Dia menambahkan bahwa Washington harus segera menghentikan semua transfer senjata ke “rezim apartheid Israel”.
“Surat perintah penangkapan bersejarah yang dikeluarkan saat ini tidak dapat mengembalikan orang-orang yang tewas dan terlantar, namun ini merupakan langkah besar dalam meminta pertanggungjawaban para penjahat perang,” tambah anggota kongres tersebut.
Pernyataan saya di @IntlCrimCourt mengeluarkan surat perintah penangkapan terhadap Netanyahu dan Gallant atas kejahatan perang dan kejahatan terhadap kemanusiaan: pic.twitter.com/C10EN1yy0q
— Anggota Kongres Rashida Tlaib (@RepRashida) 21 November 2024
Walikota mengatakan kotanya akan menangkap Netanyahu
Abdullah Hammoud, wali kota Dearborn di pinggiran Detroit, yang memiliki populasi Arab-Amerika yang besar, mengatakan kota itu akan menegakkan surat perintah ICC terhadap Gallant dan Netanyahu.
“Dearborn akan menangkap Netanyahu [and] Berani jika mereka masuk ke dalam batas kota Dearborn,” tulis Hammoud dalam postingan media sosial.
“Kota-kota lain harus menyatakan hal yang sama. Presiden kita mungkin tidak mengambil tindakan, tapi para pemimpin kota dapat memastikan Netanyahu [and] penjahat perang lainnya tidak boleh bepergian dengan bebas melintasi Amerika Serikat.”

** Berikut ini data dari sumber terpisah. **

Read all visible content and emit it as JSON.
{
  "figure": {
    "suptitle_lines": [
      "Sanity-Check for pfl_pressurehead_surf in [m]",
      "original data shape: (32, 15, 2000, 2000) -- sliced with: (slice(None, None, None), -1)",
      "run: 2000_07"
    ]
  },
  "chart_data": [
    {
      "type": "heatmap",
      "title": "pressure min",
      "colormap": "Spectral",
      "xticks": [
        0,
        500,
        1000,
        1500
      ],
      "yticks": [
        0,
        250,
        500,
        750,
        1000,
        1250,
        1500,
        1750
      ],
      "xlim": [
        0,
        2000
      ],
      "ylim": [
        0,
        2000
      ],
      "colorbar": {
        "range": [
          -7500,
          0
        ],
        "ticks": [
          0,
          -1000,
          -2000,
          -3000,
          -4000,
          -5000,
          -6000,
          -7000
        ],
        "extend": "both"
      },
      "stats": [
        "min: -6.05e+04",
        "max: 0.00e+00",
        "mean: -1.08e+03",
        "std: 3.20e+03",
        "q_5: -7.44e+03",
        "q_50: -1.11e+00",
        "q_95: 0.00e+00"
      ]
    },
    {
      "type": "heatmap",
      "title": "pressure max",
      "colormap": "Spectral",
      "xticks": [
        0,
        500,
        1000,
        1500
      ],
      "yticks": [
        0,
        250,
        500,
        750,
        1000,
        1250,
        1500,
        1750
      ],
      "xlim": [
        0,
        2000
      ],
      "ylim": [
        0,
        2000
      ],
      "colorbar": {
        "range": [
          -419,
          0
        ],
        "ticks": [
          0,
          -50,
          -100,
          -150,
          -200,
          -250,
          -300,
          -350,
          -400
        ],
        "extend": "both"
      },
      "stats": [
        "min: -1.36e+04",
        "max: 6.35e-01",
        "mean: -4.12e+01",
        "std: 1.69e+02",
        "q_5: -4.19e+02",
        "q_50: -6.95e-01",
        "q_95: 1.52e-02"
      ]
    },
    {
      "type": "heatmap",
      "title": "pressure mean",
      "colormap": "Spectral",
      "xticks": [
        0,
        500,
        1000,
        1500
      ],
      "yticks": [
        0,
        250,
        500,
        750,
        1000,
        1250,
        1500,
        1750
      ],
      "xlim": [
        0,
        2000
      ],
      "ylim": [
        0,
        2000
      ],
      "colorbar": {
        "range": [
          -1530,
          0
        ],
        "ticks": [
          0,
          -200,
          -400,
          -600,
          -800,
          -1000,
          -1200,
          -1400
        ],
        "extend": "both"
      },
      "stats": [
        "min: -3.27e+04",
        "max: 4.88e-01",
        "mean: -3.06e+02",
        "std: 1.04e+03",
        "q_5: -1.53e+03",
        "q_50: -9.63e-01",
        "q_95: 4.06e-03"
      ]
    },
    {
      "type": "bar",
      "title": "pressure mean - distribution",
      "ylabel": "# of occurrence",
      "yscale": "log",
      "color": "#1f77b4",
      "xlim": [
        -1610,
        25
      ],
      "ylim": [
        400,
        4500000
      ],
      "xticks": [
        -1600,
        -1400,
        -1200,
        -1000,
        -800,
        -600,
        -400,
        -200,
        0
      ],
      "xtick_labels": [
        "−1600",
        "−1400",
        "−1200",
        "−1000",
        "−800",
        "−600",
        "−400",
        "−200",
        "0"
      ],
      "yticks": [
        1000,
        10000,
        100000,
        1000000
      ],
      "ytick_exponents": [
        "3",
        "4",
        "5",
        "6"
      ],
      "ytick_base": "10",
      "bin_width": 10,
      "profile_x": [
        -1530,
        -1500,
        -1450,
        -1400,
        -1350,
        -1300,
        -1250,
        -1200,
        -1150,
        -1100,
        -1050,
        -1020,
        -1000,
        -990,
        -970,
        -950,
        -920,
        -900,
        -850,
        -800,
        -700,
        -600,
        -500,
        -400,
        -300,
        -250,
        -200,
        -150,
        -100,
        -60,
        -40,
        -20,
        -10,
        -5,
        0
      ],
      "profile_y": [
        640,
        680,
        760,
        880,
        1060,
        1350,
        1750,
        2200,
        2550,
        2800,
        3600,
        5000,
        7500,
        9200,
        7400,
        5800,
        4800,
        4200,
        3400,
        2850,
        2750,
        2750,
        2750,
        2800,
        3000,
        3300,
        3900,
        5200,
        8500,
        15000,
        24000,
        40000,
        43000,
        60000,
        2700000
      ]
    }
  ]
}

AS tidak mengakui yurisdiksi ICC di wilayahnya, sehingga tidak jelas apakah pemerintah kota di sana mempunyai wewenang untuk menangkap Netanyahu.
Namun, ancaman Hammoud menyoroti bahaya hukum yang akan dihadapi Netanyahu dan Gallant di seluruh dunia karena mereka secara resmi dituduh sebagai penjahat perang.